My father has vascular dementia. It’s hard to know precisely when this degenerative disease started but we think it was about ten years ago after a viral infection got into his heart causing an irregularity in its beat. This led to blood pooling in one of the ventricular chambers, which then led to a clot, which then led to a trans ischemic attack. On that particular day, he reported how he had suddenly lost his balance and one side of his vision had gone fuzzy, like the noise of a TV channel without reception.
For many years after this our main focus was on making sure his heart condition was well managed. He was first diagnosed with congestive heart failure and our concern with that, and the well placed desire to manage him back into health, meant we mistook the subtle shift in his behaviour for belligerence in the face of our trying to manage his condition.
Gradually over time our own frustrations with his behaviour became more and more apparent. There came a point where we (that is my brother, mother and I) all found ourselves recognising the deep frustration we were experiencing with him. He would fuss inexorably over seemingly innocuous details; if we visited and left our car keys or wallet on the side board he would worry about who they belonged to (because he recognised that they were not his), shoes left at the front door would be moved and we would be told numerous times as to where they had been moved to and the multiple reminders to turn off the lights and TV before we came to bed, along with similarly numerous reminders of where to find the switches, become a thing of legend in our family.

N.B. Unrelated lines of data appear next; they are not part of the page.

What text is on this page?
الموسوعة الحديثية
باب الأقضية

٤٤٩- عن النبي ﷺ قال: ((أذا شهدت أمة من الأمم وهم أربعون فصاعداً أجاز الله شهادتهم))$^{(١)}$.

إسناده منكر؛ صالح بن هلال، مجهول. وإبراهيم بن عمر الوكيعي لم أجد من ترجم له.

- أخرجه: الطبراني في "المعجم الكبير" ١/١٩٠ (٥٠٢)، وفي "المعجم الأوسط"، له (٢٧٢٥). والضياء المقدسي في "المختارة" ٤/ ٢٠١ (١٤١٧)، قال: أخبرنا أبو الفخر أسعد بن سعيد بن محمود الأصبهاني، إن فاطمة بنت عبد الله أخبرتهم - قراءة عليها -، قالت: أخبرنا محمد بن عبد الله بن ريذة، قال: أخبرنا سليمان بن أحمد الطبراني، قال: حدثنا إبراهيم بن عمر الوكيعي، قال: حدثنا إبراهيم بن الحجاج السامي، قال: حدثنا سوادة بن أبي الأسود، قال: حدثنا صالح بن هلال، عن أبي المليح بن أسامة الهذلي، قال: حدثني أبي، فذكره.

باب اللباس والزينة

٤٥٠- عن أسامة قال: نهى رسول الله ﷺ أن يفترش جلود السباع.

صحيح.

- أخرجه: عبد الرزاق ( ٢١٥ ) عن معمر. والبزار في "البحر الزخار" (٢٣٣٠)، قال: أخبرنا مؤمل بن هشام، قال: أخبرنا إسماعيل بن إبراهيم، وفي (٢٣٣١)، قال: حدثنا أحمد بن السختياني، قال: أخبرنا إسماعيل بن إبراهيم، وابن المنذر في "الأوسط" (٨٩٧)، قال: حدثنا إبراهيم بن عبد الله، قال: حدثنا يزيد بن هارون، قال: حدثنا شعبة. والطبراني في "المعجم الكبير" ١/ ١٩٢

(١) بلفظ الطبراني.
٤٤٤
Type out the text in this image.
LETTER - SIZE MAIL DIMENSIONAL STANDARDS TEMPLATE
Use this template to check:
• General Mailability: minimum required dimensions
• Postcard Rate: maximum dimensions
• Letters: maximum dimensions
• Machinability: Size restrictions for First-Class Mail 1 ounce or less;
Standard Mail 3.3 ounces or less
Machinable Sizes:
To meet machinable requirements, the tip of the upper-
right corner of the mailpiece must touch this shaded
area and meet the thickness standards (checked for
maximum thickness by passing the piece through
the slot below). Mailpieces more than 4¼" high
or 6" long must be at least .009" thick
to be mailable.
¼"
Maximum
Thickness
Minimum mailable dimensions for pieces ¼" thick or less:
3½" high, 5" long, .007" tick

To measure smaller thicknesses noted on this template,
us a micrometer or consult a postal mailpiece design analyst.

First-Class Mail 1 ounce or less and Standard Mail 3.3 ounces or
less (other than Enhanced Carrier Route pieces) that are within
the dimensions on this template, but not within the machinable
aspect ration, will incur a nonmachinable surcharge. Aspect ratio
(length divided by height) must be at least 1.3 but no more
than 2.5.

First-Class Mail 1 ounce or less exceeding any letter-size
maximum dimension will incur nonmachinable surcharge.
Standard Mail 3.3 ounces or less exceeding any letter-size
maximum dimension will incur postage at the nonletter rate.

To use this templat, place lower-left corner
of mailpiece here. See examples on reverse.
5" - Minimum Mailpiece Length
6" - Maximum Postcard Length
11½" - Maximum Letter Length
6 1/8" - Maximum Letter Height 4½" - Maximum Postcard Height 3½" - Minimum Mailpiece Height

I don’t know whether it would have helped to have a diagnosis earlier or not; it wouldn’t have stopped the progress but it might have made us all a little more tolerant. By the time we got the official diagnosis (which was only in the last year or so), it was far less about finally knowing what was going on and more about getting the medical profession to agree with our experience (note that no one believes they were negligent in any way).
The progression has followed a pattern of increasingly awkward behaviour that was most pernicious in its subtlety. Slightly cloying and over sentimental expressions of warmth and fondness would be directed indiscriminately, regardless of how well you knew him. It was difficult because it was only ever faintly inappropriate and not something immediately recognisable as being associated with dementia.

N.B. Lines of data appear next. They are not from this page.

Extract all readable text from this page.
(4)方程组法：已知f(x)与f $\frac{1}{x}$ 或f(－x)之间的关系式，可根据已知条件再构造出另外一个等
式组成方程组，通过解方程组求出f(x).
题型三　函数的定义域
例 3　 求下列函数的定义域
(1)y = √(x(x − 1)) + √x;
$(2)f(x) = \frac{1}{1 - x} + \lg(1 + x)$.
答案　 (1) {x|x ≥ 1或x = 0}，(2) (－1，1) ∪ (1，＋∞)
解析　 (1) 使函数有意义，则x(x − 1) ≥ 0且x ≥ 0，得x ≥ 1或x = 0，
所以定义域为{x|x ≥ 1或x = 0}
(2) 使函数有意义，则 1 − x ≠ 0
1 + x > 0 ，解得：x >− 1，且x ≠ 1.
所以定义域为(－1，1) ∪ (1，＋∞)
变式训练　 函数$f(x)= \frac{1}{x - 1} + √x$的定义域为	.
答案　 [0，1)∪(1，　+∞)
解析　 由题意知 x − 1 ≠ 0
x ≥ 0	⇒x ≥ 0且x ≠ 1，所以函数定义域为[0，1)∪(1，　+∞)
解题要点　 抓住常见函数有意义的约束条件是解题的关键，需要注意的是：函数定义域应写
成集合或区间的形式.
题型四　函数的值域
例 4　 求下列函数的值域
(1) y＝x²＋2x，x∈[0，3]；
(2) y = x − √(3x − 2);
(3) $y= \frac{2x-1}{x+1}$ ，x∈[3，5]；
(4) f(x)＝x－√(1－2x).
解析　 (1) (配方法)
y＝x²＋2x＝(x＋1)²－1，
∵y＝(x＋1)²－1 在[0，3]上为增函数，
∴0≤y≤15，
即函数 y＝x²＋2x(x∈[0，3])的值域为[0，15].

Those times however have past. The progress has accelerated and his memory is slowly being erased, bleaching out to white. He still recognises us and still expresses warmth and love but there is little else to directly connect with.
But when I ask to take his picture, something remarkable happens, suddenly there is a process of re-engagement that takes place, as if he is connecting again with his memory and recalling the things that were important to him. We don’t talk when I take his picture, but that makes it all the more important. Photography is after a visual medium and it is the act of looking and seeing that is communicative. And this is what happens; I look at him, he looks at me and in that moment there is cognition and communication, there is re-engagement and remembrance. Sometimes it is sad because what I see is a sense of frustration with him trying to re-engage with a memory that has been washed out and faded but mostly what I see is the determination and strong will of the man who brought me up.